Assim, como uma empresa do porte e influência do Facebook recupera o crédito com seus usuários, reguladores e parceiros? Desculpar-se, reafirmar compromissos, enaltecer a privacidade e jurar que dessa vez vai ser diferente não cola mais. Não há nada que diga que possa recuperar a confiança perdida, e pouco pode fazer a respeito. Reforçar a IA para monitorar o discurso de ódio e impor mais regras para proteger a privacidade não muda seus fundamentos. É e sempre será uma corporação que visa à maximização dos lucros, com deveres fiduciários aos acionistas e um modelo de negócios amarrado à publicidade.

E é aqui que entra a criptomoeda.

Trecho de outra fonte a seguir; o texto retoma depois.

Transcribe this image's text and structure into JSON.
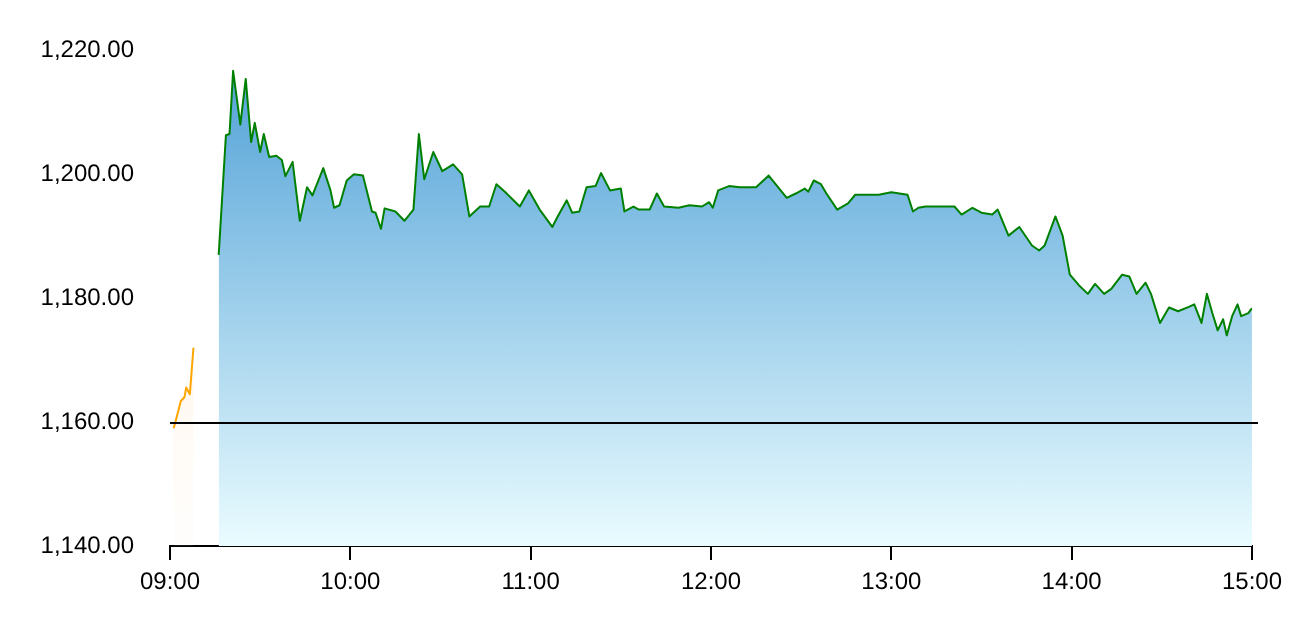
{
  "chart_data": {
    "type": "area",
    "legend": false,
    "grid": false,
    "xlim": [
      9,
      15
    ],
    "ylim": [
      1140,
      1220
    ],
    "xticks": [
      {
        "value": 9,
        "label": "09:00"
      },
      {
        "value": 10,
        "label": "10:00"
      },
      {
        "value": 11,
        "label": "11:00"
      },
      {
        "value": 12,
        "label": "12:00"
      },
      {
        "value": 13,
        "label": "13:00"
      },
      {
        "value": 14,
        "label": "14:00"
      },
      {
        "value": 15,
        "label": "15:00"
      }
    ],
    "yticks": [
      {
        "value": 1140,
        "label": "1,140.00"
      },
      {
        "value": 1160,
        "label": "1,160.00"
      },
      {
        "value": 1180,
        "label": "1,180.00"
      },
      {
        "value": 1200,
        "label": "1,200.00"
      },
      {
        "value": 1220,
        "label": "1,220.00"
      }
    ],
    "ref_lines": [
      {
        "axis": "y",
        "value": 1160,
        "color": "#000000"
      }
    ],
    "series": [
      {
        "color": "#ffa500",
        "x": [
          9.02,
          9.03,
          9.06,
          9.08,
          9.09,
          9.11,
          9.13
        ],
        "values": [
          1159,
          1160,
          1163.4,
          1164,
          1165.6,
          1164.5,
          1172
        ]
      },
      {
        "color": "#008000",
        "x": [
          9.27,
          9.31,
          9.33,
          9.35,
          9.39,
          9.42,
          9.45,
          9.47,
          9.5,
          9.52,
          9.55,
          9.59,
          9.62,
          9.64,
          9.68,
          9.72,
          9.76,
          9.79,
          9.85,
          9.89,
          9.91,
          9.94,
          9.98,
          10.02,
          10.07,
          10.12,
          10.14,
          10.17,
          10.19,
          10.25,
          10.3,
          10.35,
          10.38,
          10.41,
          10.46,
          10.51,
          10.57,
          10.62,
          10.66,
          10.72,
          10.77,
          10.81,
          10.86,
          10.94,
          10.99,
          11.05,
          11.12,
          11.15,
          11.2,
          11.23,
          11.27,
          11.31,
          11.36,
          11.39,
          11.44,
          11.5,
          11.52,
          11.57,
          11.6,
          11.66,
          11.7,
          11.74,
          11.82,
          11.88,
          11.95,
          11.99,
          12.01,
          12.04,
          12.1,
          12.16,
          12.25,
          12.32,
          12.42,
          12.47,
          12.52,
          12.54,
          12.57,
          12.61,
          12.64,
          12.7,
          12.76,
          12.8,
          12.87,
          12.93,
          13,
          13.09,
          13.12,
          13.15,
          13.19,
          13.24,
          13.35,
          13.39,
          13.45,
          13.5,
          13.56,
          13.59,
          13.65,
          13.71,
          13.78,
          13.82,
          13.85,
          13.91,
          13.95,
          13.99,
          14.04,
          14.09,
          14.13,
          14.18,
          14.22,
          14.28,
          14.32,
          14.36,
          14.41,
          14.44,
          14.49,
          14.54,
          14.59,
          14.65,
          14.68,
          14.72,
          14.75,
          14.78,
          14.81,
          14.84,
          14.86,
          14.89,
          14.92,
          14.94,
          14.98,
          15
        ],
        "values": [
          1187,
          1206.3,
          1206.5,
          1216.7,
          1208,
          1215.4,
          1205.2,
          1208.3,
          1203.6,
          1206.5,
          1202.8,
          1203,
          1202.3,
          1199.7,
          1202,
          1192.5,
          1197.9,
          1196.6,
          1201,
          1197.4,
          1194.6,
          1195,
          1199,
          1200,
          1199.8,
          1194,
          1193.8,
          1191.2,
          1194.5,
          1194,
          1192.5,
          1194.3,
          1206.5,
          1199.2,
          1203.6,
          1200.5,
          1201.6,
          1200,
          1193.2,
          1194.8,
          1194.8,
          1198.4,
          1197.1,
          1194.8,
          1197.4,
          1194.3,
          1191.5,
          1193.2,
          1195.8,
          1193.8,
          1194,
          1197.9,
          1198.1,
          1200.2,
          1197.4,
          1197.7,
          1194,
          1194.8,
          1194.3,
          1194.3,
          1196.9,
          1194.8,
          1194.6,
          1195,
          1194.8,
          1195.5,
          1194.6,
          1197.4,
          1198.1,
          1197.9,
          1197.9,
          1199.8,
          1196.2,
          1196.9,
          1197.7,
          1197.2,
          1199,
          1198.4,
          1196.9,
          1194.3,
          1195.3,
          1196.7,
          1196.7,
          1196.7,
          1197.1,
          1196.7,
          1194,
          1194.6,
          1194.8,
          1194.8,
          1194.8,
          1193.5,
          1194.6,
          1193.8,
          1193.5,
          1194.3,
          1190.1,
          1191.5,
          1188.5,
          1187.7,
          1188.5,
          1193.2,
          1190.1,
          1183.8,
          1182.1,
          1180.7,
          1182.3,
          1180.7,
          1181.5,
          1183.8,
          1183.5,
          1180.7,
          1182.5,
          1180.7,
          1176,
          1178.5,
          1177.9,
          1178.6,
          1179,
          1176,
          1180.7,
          1177.6,
          1174.8,
          1176.6,
          1174,
          1177.1,
          1179,
          1177.1,
          1177.6,
          1178.4
        ]
      }
    ]
  }
}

O Bitcoin e a tecnologia de blockchain que ele popularizou não são apenas uma versão nova, digital, do dinheiro; o que faz da novidade algo revolucionário é o fato de criar as bases para uma nova forma de confiança.

Um blockchain nada mais é que um livro fiscal descentralizado, o que significa que cada participante da rede pode confiar na precisão das transações sem precisar se valer de intermediários, como bancos ou câmaras de compensação, para verificá-las. Uma criptografia sólida protege as informações de quem faz essas transações, em todas as etapas, e oferece garantias robustas contra adulterações. Se o Facebook conseguir estabelecer a Libra como um meio fidedigno de transação para seus usuários, isso contribuirá de forma significativa para a recuperação da credibilidade de seu nome.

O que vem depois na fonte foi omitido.